No cenário internacional, a experiência da Islândia merece destaque. O Centro Tecnológico da Islândia (CTIC) desenvolve parcerias estratégicas com instituições culturais e fundos soberanos para digitalizar e valorizar o património imaterial, transformando-o num activo económico e turístico. Em Angola, um modelo semelhante poderia ser aplicado através do Fundo Soberano, em colaboração com o Ministério da Cultura e o Ministério do Turismo, digitalizando o património cultural material e imaterial para fins educativos, turísticos e de exportação cultural.
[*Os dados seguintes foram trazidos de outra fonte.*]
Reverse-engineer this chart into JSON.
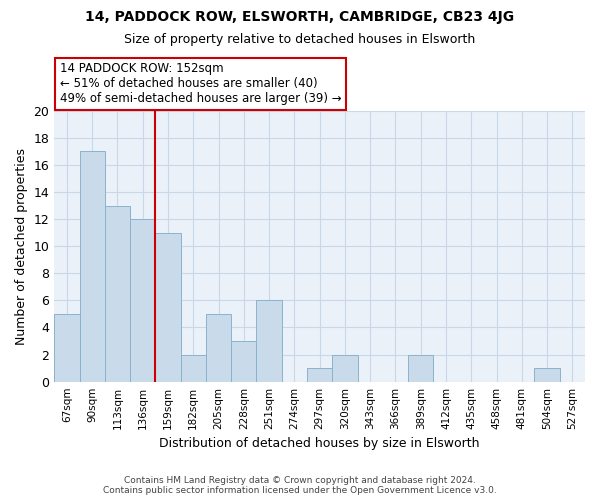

5. Propostas de Intervenção Estruturada

A defesa das marcas nacionais não pode limitar-se a acções isoladas ou reactivas. É essencial a adopção de um plano estratégico integrado, com medidas concretas como:

1. Criação de incentivos fiscais, linhas de crédito e programas de apoio directo para criadores que registem e promovam marcas nacionais.
2. Implementação de um sistema de certificação “Feito em Angola” que valorize produtos e serviços com forte ligação ao capital cultural e às identidades regionais.
3. Orientação das compras públicas para a aquisição de bens e serviços criativos e inovadores de origem nacional, dinamizando a economia interna.
4. Inclusão de disciplinas sobre branding, marketing territorial e economia criativa nos programas de ensino superior e nos centros de inovação tecnológica.
5. Estreitamento da cooperação interministerial entre Cultura, Turismo, Indústria, Comércio e Finanças, evitando a duplicação de esforços e a fragmentação de políticas.
6. Reforço das acções de combate à contrafacção, com recurso a tecnologias avançadas e parcerias internacionais, nomeadamente com a EUIPO e com institutos nacionais de propriedade industrial de países de referência.

Finalmente, é importante referir, que proteger e valorizar as marcas angolanas é, acima de tudo, investir na própria alma do país. É preservar memórias colectivas, estimular a inovação, reforçar a competitividade e assegurar a soberania cultural e económica. Cada marca que conseguimos manter viva é um capítulo da nossa história que continua a ser escrito com orgulho e com identidade.

Se Angola deseja verdadeiramente caminhar para uma economia diversificada, resiliente e inclusiva, é urgente que as políticas públicas passem a reconhecer o valor das marcas como parte integrante do património estratégico nacional. Este capital intangível é tão relevante quanto os recursos naturais como o petróleo ou os diamantes, com a vantagem de ser renovável, sustentável e profundamente ligado à essência e ao espírito do povo angolano.